Case #4: The following documentation is from the health record
of an 85yearold female patient. Discharge Diagnoses: 1. Hypertensive left heart failure with acute pulmonary edema 2. Myocardial infarction ruled out 3. Chronic obstructive pulmonary disease 4. Pseudomonas pneumonia History of Present Illness: This 85yearold female was admitted via the Emergency Room from the nursing home with shortness of breath, confusion, and congestion. There was no history of fever or cough noted. Patient also has a history of COPD. Prior to admission, the patient was on the following medications:
Prednisone, Lasix, Benicar, and Colace. Patient had a long history
of tobacco dependence prior to admission to the nursing home.

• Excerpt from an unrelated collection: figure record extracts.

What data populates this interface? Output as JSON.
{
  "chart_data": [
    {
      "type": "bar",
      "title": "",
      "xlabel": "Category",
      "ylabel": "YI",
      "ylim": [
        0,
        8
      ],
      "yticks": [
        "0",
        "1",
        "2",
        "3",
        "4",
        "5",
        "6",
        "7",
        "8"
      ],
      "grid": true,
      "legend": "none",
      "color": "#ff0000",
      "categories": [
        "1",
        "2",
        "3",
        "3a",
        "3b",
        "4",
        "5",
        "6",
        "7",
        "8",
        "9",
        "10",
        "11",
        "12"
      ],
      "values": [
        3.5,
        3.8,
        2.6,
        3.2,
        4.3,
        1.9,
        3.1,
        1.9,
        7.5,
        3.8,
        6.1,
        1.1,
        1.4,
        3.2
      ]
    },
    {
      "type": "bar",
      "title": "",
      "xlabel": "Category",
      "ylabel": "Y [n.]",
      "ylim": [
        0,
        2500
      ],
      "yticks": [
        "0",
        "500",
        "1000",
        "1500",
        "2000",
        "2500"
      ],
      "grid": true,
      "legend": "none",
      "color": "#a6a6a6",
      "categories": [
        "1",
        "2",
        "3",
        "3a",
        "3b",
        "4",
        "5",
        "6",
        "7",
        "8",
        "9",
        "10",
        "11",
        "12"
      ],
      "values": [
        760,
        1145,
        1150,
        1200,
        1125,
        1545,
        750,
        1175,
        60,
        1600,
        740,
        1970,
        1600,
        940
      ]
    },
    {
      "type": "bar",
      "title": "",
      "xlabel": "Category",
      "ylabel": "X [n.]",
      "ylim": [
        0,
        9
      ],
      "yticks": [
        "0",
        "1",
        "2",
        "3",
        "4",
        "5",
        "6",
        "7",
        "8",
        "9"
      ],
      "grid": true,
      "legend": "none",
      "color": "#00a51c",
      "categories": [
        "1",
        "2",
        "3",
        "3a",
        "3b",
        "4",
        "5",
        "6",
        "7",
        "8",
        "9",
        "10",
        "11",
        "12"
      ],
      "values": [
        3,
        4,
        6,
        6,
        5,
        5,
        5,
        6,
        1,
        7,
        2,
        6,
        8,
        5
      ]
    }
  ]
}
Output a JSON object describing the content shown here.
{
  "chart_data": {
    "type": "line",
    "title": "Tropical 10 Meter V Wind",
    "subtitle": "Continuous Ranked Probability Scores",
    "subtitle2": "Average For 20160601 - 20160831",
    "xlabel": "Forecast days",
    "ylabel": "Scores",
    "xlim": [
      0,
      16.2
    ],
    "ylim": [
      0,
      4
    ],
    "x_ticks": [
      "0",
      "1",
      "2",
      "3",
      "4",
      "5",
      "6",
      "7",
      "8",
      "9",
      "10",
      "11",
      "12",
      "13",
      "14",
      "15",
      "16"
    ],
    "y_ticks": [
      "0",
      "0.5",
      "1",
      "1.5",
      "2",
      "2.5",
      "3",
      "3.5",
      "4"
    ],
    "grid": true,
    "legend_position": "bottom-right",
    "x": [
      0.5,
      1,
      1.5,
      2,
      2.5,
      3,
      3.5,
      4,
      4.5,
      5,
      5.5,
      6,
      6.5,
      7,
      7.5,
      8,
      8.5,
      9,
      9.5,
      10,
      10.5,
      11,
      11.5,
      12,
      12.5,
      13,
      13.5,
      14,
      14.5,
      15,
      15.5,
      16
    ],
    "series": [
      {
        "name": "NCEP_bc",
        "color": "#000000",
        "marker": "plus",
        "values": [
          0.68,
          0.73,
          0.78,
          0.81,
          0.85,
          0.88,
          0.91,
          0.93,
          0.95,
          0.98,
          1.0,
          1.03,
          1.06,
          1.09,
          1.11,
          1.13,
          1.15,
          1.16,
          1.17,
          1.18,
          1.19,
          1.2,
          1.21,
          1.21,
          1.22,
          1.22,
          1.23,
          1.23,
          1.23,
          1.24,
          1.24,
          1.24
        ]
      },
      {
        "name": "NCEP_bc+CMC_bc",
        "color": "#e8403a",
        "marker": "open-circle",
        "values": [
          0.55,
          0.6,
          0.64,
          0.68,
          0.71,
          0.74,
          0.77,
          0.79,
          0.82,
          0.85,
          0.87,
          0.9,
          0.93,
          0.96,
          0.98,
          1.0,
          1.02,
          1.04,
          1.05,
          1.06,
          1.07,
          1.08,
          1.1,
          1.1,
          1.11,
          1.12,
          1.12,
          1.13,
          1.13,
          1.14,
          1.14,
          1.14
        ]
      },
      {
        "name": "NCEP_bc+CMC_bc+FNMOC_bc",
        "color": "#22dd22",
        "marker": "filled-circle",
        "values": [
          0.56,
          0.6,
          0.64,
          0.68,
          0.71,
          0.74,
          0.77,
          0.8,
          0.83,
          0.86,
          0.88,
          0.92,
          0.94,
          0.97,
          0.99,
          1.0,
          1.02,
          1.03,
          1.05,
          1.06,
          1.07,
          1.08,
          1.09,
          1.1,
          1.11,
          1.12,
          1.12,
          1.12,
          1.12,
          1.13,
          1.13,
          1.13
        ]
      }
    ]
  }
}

Physical Examination: Blood pressure 140/70, heart rate of 125 per minute, respirations were 30, temperature of 101.4. The eyes showed postsurgical eyes, nonreactive to light. The lungs showed bilaterally bibasilar crackles. The heart showed S1 and S2, with no S3. The abdomen was soft and nontender. The extremities showed leg edema. The neurological exam revealed no deficits and she was alert 3. Hospital Course: Basically, this patient was admitted to the coronary care unit with acute pulmonary edema, rule out myocardial infarction. Serial cardiac enzymes were done, which were within normal limits, therefore ruling out myocardial infarction. A chest xray performed on the day before admission confirmed left heart failure and pneumonia. The patient was started on Unasyn and Tobramycin for the pneumonia, which improved. The left heart failure, however, was not improving with administration of Lasix. The patient was not taking foods and liquids well, and, at the familys request, she was made DNR. On hospital day 12, she was found without respirations, with no heart sounds, and pupils were fixed. She was declared dead by the physician, and the family was notified.